On Saturday, 26 September 2015 at 11:00:39 UTC, Ola Fosheim
Grøstad wrote:
On Friday, 25 September 2015 at 21:03:12 UTC, Laeeth Isharc
wrote:
So, no, one can't say that in a blanket way risk aversion is
good project management if what you care about is enterprise
value rather than what people think of you.
Risk aversion is good software project management. Period.
What was it you were called by one compiler writer here ? The
king of shifting goal posts.
You don't argue in a straightforward manner, Ola. Your words
have a superficial logic to them, but not always much coherence
or common sense,
It is very common for software projects to not meet their
target and fail to adapt to changes in the environment,
Yes. One reason for failure to adapt is lack of plasticity and
ability to iterate rapidly. But there are many factors and you
can't reasonably portray it in the highly simplistic manner that
in my opinion you do.
so the
first thing you should do is mitigate risk for failure and
risks that you may not be able to move/change in the future.

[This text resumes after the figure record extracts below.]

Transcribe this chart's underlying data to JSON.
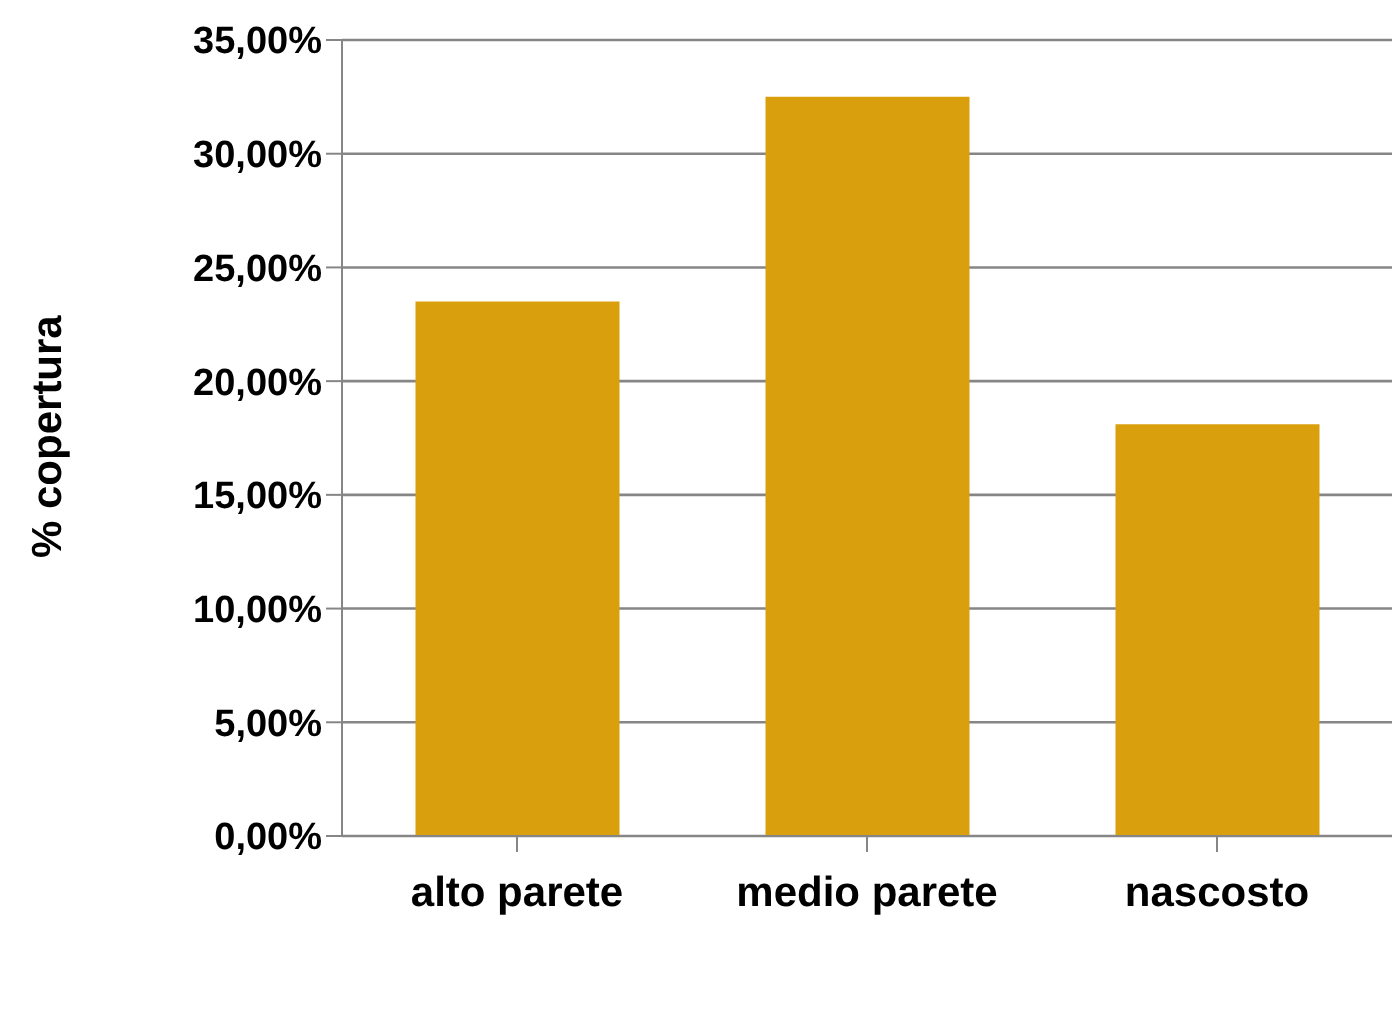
{
  "chart_data": {
    "type": "bar",
    "ylabel": "% copertura",
    "categories": [
      "alto parete",
      "medio parete",
      "nascosto"
    ],
    "values": [
      23.5,
      32.5,
      18.1
    ],
    "color": "#da9f0c",
    "ylim": [
      0,
      35
    ],
    "yticks": [
      {
        "value": 0,
        "label": "0,00%"
      },
      {
        "value": 5,
        "label": "5,00%"
      },
      {
        "value": 10,
        "label": "10,00%"
      },
      {
        "value": 15,
        "label": "15,00%"
      },
      {
        "value": 20,
        "label": "20,00%"
      },
      {
        "value": 25,
        "label": "25,00%"
      },
      {
        "value": 30,
        "label": "30,00%"
      },
      {
        "value": 35,
        "label": "35,00%"
      }
    ],
    "grid": "y"
  }
}
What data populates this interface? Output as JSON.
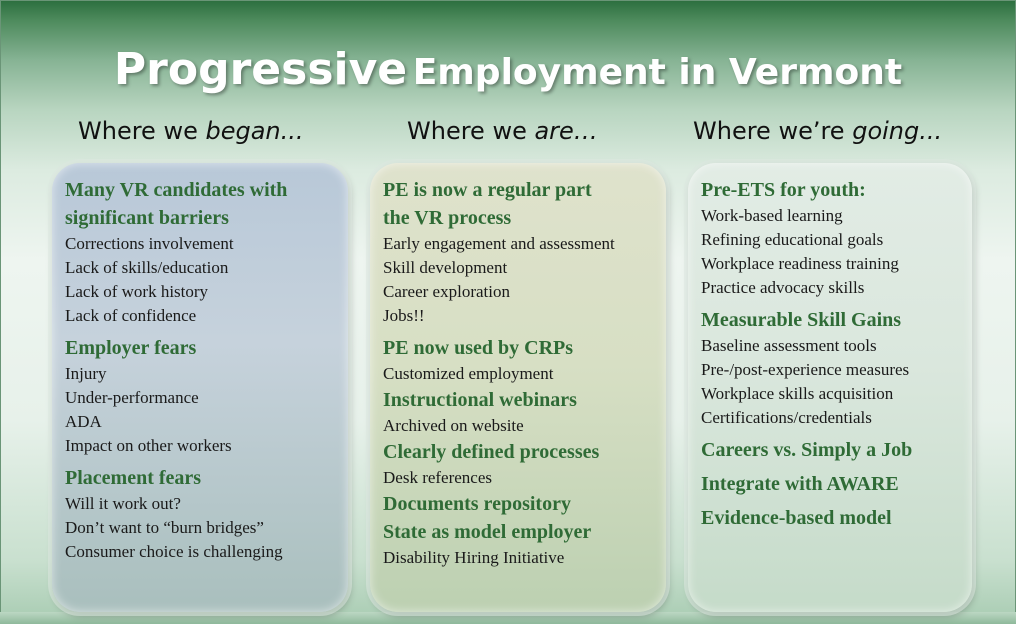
{
  "title": {
    "part1": "Progressive",
    "part2": "Employment in Vermont"
  },
  "columns": [
    {
      "head_plain": "Where we ",
      "head_em": "began...",
      "sections": [
        {
          "heading": [
            "Many VR candidates with",
            "significant barriers"
          ],
          "items": [
            "Corrections involvement",
            "Lack of skills/education",
            "Lack of work history",
            "Lack of confidence"
          ]
        },
        {
          "heading": [
            "Employer fears"
          ],
          "items": [
            "Injury",
            "Under-performance",
            "ADA",
            "Impact on other workers"
          ]
        },
        {
          "heading": [
            "Placement fears"
          ],
          "items": [
            "Will it work out?",
            "Don’t want to “burn bridges”",
            "Consumer choice is challenging"
          ]
        }
      ]
    },
    {
      "head_plain": "Where we ",
      "head_em": "are…",
      "sections": [
        {
          "heading": [
            "PE is now a regular part",
            "the VR process"
          ],
          "items": [
            "Early engagement and assessment",
            "Skill development",
            "Career exploration",
            "Jobs!!"
          ]
        },
        {
          "heading": [
            "PE now used by CRPs"
          ],
          "items": [
            "Customized employment"
          ]
        },
        {
          "heading": [
            "Instructional webinars"
          ],
          "items": [
            "Archived on website"
          ]
        },
        {
          "heading": [
            "Clearly defined processes"
          ],
          "items": [
            "Desk references"
          ]
        },
        {
          "heading": [
            "Documents repository"
          ],
          "items": []
        },
        {
          "heading": [
            "State as model employer"
          ],
          "items": [
            "Disability Hiring Initiative"
          ]
        }
      ]
    },
    {
      "head_plain": "Where we’re ",
      "head_em": "going...",
      "sections": [
        {
          "heading": [
            "Pre-ETS for youth:"
          ],
          "items": [
            "Work-based learning",
            "Refining educational goals",
            "Workplace readiness training",
            "Practice advocacy skills"
          ]
        },
        {
          "heading": [
            "Measurable Skill Gains"
          ],
          "items": [
            "Baseline assessment tools",
            "Pre-/post-experience measures",
            "Workplace skills acquisition",
            "Certifications/credentials"
          ]
        },
        {
          "heading": [
            "Careers vs. Simply a Job"
          ],
          "items": []
        },
        {
          "heading": [
            "Integrate with AWARE"
          ],
          "items": []
        },
        {
          "heading": [
            "Evidence-based model"
          ],
          "items": []
        }
      ]
    }
  ]
}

No. The first thing you should do is think about what you want
to achieve and how you are going to get there. Then you can
think about what might go wrong, and what you will do if that
happens, and what sensible optionality and insurance you can buy
upfront.
You have to measure up the potential gains against potential
risks.
Now you are repeating my words to me with different emphasis
without acknowledging. If it's a question of balance and
tradeoffs then it's no longer purely about blanket risk aversion,
If the gains is 30% increased productivity and 30% higher risk
for failure... then you give up the increased productivity and
argue in favour of increased budgets.
If. And it's context dependent. But you're making assumptions
that may be true for you, and might be true for some others, but
won't be true for another group.
Most current imperative languages are more or less of the same
nature. They have different short-comings, but for
non-system-programming you can basically do the same project in
Go, C, C++, D, Java, C#, Nim, Rust, Ada...
Yeah yeah all Turing complete. But languages have many relevant
attributes beyond those, as Knuth pointed out in the speech I
posted an extract from here a while ago. The experience of
writing different kind of projects in those languages is not the
same, and in some cases that matters, sometimes a lot.
Programmers are human beings, and the work on ergonomics and
office design shows that even apparently trivial things can make
a great deal of difference to human productivity. And the
difference between writing in those languages is far from
trivial. The fact that you can do it doesn't mean the language
choice itself (setting aside tooling and libraries) is irrelevant
commercially, as you must surely at some level realize. The
right decision depends on the project and the context, and human
and organisational factors must be a good part of that.
BUT that is only the language. Production involves more than
the language. C++, Java and C# has a much larger set of options
than the other alternatives.
True, but whether this matters much depends on what you are
trying to do, particularly since with some effort you can talk to
C++ natively and more effort Java and prob C#. And if you are
building things in terms of micro services and the interface
doesn't need to be incredibly fast, then it doesn't need to be
native (and maybe sometimes shouldn't).